Two-time 138-pound state wrestling champion Malyke Hines is the Male Athlete of the Year. A junior with a career high school record of 173-4 and is also a National High School Coaches Association national champ and ranked No. 10 in the nation in his weight class, Hines will go for a three-peat next year.
The county debut its Academic Student Athlete Awards. Both recipients are from Celebration High: girls basketball and flag football player Signe Peterson features a 4.36 weighted GPA in a schedule dotted with AP classes and is on her way to the University of Florida, and boys soccer, track and cross country runner Ayoub Mahdar carries a 4.678 GPA and is in CHS’ International Baccalaureate Program.
The third Mike Fields Distinguished Leadership Award was presented to Gateway swimming and water polo coach Yvonne “Vonnie” Kochensbarger.
Adams said that Kochenberger was an ideal recipient because of how she exemplifies Fields’ commitment to community service, character and work ethic.
Kochensbarger “meets the needs of every student in every level of class she’s taught,” GHS Athletic Director Travis James wrote in her nomination letter.
She also leader in the county’s 4-H horsemanship program and the local Spay the Stray animal rescue group.
The Athletic Director of the Year is Liberty High’s Corey Edwards.

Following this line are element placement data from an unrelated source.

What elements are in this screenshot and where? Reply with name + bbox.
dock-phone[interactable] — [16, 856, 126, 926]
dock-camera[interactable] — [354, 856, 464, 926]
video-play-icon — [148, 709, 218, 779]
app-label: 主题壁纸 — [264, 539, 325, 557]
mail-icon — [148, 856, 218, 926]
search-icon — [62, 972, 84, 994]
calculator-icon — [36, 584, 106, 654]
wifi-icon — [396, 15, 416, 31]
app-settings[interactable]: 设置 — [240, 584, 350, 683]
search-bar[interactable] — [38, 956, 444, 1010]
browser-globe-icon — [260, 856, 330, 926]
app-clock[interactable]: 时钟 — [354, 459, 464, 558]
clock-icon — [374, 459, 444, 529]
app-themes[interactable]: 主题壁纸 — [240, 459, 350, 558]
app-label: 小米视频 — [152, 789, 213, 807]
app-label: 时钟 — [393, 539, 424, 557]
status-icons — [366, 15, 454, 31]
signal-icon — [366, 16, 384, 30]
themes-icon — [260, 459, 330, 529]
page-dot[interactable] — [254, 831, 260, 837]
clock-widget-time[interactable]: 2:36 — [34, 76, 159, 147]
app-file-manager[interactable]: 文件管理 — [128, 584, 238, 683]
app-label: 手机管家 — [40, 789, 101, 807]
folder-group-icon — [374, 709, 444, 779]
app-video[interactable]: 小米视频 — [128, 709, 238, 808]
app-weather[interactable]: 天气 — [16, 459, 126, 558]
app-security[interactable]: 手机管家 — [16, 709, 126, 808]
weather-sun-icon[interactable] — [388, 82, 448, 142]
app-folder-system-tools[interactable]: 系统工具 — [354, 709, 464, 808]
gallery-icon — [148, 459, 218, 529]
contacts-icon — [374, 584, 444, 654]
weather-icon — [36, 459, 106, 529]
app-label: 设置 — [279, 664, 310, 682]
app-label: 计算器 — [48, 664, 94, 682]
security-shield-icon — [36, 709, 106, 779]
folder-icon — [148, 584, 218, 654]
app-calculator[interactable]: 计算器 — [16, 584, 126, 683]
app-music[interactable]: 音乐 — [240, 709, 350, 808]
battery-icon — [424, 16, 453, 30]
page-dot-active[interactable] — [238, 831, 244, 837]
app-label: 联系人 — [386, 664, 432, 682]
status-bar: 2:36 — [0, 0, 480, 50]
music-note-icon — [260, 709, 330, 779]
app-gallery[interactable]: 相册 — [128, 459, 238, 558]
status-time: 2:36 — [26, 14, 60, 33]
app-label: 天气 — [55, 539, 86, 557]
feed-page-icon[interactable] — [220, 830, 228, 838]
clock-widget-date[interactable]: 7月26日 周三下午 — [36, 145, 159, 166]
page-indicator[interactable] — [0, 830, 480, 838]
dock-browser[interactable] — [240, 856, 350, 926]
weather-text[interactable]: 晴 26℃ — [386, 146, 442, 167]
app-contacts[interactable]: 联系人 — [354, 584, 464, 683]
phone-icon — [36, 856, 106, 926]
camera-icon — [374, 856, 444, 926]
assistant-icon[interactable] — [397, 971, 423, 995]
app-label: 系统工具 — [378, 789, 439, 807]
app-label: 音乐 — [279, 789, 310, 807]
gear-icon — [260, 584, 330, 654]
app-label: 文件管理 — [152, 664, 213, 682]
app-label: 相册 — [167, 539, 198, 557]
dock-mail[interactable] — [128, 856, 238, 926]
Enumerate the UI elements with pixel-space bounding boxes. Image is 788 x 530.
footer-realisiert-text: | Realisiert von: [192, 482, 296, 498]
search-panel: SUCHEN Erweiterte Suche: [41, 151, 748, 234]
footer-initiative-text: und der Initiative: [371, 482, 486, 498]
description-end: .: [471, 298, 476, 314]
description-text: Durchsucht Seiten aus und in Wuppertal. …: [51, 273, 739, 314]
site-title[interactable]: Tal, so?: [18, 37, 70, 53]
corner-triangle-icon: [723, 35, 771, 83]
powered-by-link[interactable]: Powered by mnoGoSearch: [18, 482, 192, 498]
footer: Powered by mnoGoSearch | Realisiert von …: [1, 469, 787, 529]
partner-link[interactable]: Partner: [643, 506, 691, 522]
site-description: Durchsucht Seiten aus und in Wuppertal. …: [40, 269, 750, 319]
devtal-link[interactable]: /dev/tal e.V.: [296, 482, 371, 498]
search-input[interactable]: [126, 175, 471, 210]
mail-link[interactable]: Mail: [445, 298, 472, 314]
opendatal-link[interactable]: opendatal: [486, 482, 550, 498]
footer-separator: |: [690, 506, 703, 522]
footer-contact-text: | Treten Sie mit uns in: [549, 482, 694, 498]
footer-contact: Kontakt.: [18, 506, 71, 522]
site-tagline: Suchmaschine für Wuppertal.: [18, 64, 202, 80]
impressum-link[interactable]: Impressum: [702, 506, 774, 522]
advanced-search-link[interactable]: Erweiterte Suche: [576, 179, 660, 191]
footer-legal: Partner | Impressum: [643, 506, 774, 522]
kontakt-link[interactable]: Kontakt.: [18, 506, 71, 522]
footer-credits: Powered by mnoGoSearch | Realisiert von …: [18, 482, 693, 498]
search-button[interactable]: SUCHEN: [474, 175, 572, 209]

St. Cloud, in a narrow victory over defending champion Harmony, won the Orange Belt Conference All-Sports championship, edging rival St. Cloud by four points. The Bulldogs won seven Orange Belt Conference titles and finished first or second in 11 of the 23 OBC competitions.
St. Cloud also earned the County Academic Achievement award for the second year in a row, as its athletes combined for a cumulative 3.305 GPA. Celebration girls swimming team (3.829) and Gateway boys golf team (3.648) were recognized as the county’s top team GPAs.